Sharp Aquos LC-46D64U LCD HDTV Review - Performance: Motion
|
Advertisement
|
By Richard Baguley
Published on September 08, 2008
Comment on this
|
 |
| The LC-46D64U did not impress us when it came to looking at moving images. We found that moving objects on the screen had a slightly jerky feel, especially compared to the newer generation of displays. Although it did a good job of processing videos with 3:2 pulldown, it was unable to display a 24 frames per second image. |
 |
Motion Smoothness (5.75) 
Smooth movement in video is vital to getting the look and feel of a movie or TV show right; if the movement is either jerky or smeary, it can ruin the image. The Sharp Aquos LC-46D64U veered more towards the smeary side of things; we found that fast-moving objects left a smeary trail behind them in the default mode. Enabling the Fine Motion mode that this display offers helped to some degree; it made motion sharper and better defined. But the motion just did not look as smooth as it did on other models that offer 120Hz refresh rate; there was a definite improvement with the newer models that include it.
Motion Artifacting (6.0) 
Many video processing modes make the motion sharper, but mess up the image in other ways, either blurring the image or otherwise messing it up. We didn't see any evidence of that with the Fine Motion mode, though; it did not seem to add any problems to the video, and it definitely made the video look better.

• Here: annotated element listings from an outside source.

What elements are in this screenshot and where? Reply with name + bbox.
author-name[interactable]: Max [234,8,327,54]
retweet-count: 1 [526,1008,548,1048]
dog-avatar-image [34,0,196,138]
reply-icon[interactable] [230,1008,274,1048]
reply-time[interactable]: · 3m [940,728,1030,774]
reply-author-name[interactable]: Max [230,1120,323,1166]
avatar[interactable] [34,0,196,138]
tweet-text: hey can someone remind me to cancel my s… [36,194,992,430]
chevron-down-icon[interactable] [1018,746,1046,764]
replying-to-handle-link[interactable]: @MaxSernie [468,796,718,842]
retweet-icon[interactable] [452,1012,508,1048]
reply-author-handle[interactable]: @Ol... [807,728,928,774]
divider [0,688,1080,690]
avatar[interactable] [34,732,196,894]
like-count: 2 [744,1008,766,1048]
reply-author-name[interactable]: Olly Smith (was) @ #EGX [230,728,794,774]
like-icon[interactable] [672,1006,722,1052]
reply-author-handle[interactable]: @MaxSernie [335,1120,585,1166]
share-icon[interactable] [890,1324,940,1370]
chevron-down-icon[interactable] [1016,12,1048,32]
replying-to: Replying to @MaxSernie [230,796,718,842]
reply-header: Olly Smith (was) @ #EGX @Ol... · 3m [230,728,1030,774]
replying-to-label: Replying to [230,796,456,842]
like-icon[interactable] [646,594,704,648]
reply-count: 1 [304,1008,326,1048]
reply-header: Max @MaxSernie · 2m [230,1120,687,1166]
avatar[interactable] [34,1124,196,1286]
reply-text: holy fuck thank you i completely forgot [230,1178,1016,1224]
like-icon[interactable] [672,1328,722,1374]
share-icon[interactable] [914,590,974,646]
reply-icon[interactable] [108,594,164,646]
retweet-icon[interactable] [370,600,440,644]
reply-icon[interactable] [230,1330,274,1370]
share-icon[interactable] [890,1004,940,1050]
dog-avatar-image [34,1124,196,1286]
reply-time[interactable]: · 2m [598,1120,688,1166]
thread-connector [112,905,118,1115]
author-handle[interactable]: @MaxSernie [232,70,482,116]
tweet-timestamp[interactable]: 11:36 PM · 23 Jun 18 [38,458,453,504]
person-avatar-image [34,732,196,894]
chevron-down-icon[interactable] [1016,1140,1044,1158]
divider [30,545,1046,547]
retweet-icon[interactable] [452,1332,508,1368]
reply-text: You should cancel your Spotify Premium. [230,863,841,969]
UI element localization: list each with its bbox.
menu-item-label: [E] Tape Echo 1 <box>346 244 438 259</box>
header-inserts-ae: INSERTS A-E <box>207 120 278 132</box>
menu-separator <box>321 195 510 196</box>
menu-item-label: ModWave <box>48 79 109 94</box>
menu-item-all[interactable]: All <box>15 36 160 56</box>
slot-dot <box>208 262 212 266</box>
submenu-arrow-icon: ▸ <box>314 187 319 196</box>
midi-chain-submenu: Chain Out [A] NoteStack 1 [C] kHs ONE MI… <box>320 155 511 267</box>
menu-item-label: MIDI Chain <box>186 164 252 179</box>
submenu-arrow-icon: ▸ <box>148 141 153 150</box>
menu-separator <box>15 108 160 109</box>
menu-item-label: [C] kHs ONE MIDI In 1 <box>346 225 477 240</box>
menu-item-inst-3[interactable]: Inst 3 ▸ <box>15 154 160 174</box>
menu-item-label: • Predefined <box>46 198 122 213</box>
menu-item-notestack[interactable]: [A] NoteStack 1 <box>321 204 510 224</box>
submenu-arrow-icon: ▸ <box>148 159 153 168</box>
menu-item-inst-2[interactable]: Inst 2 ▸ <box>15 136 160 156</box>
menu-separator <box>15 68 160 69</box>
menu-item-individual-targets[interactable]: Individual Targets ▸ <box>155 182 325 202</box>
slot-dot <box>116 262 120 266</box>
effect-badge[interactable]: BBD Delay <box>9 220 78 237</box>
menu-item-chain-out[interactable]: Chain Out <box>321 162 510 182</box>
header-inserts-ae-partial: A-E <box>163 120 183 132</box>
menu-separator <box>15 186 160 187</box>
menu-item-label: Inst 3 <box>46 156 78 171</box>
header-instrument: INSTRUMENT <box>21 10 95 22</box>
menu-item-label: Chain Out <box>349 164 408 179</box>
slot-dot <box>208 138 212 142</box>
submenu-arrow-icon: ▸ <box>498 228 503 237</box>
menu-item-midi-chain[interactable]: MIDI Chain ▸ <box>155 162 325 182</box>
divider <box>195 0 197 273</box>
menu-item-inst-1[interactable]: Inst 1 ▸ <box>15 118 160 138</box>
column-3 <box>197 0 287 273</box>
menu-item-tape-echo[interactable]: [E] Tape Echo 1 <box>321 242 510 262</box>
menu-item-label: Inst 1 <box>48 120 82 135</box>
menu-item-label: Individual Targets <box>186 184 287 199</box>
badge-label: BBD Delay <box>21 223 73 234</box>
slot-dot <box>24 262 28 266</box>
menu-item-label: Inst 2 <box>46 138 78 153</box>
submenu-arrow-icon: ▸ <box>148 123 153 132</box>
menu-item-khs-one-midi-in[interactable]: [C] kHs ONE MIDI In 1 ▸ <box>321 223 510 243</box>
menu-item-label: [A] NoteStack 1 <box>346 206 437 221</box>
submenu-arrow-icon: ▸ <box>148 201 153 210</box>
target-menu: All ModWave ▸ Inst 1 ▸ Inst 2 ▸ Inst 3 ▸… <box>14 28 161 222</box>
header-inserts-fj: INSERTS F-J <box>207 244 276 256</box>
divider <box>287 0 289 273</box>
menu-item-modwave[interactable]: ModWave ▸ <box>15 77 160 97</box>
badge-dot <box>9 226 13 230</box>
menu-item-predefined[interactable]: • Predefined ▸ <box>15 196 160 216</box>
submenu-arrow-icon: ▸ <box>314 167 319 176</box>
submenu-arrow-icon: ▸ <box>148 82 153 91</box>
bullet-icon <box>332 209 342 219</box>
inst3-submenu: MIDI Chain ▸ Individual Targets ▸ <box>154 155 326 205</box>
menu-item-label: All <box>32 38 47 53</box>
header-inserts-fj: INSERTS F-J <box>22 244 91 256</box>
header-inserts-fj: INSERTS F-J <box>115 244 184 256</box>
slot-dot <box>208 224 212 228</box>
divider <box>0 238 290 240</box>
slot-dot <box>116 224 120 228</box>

3:2 Pulldown & 24fps (5.0) 
Some TV shows and all movies are shot at 24 frames per second, then converted to the 29.97 frames per second of video through a process called telecine. Most modern TVs can detect this and try and restore the 24 frames per second look of the image through a process called a 3:2 pulldown. The Sharp did an excellent job of this; with the Film Mode enabled for our test sequence that we use to try this out, we found that the video had a clean, smooth look that definitely captured the feel of film. The LC-46D64U was less successful at displaying a true 24 frames per second video source, though; when we tried this with a Blu-ray disc playing on a PS3, the Sharp was unable to display the image.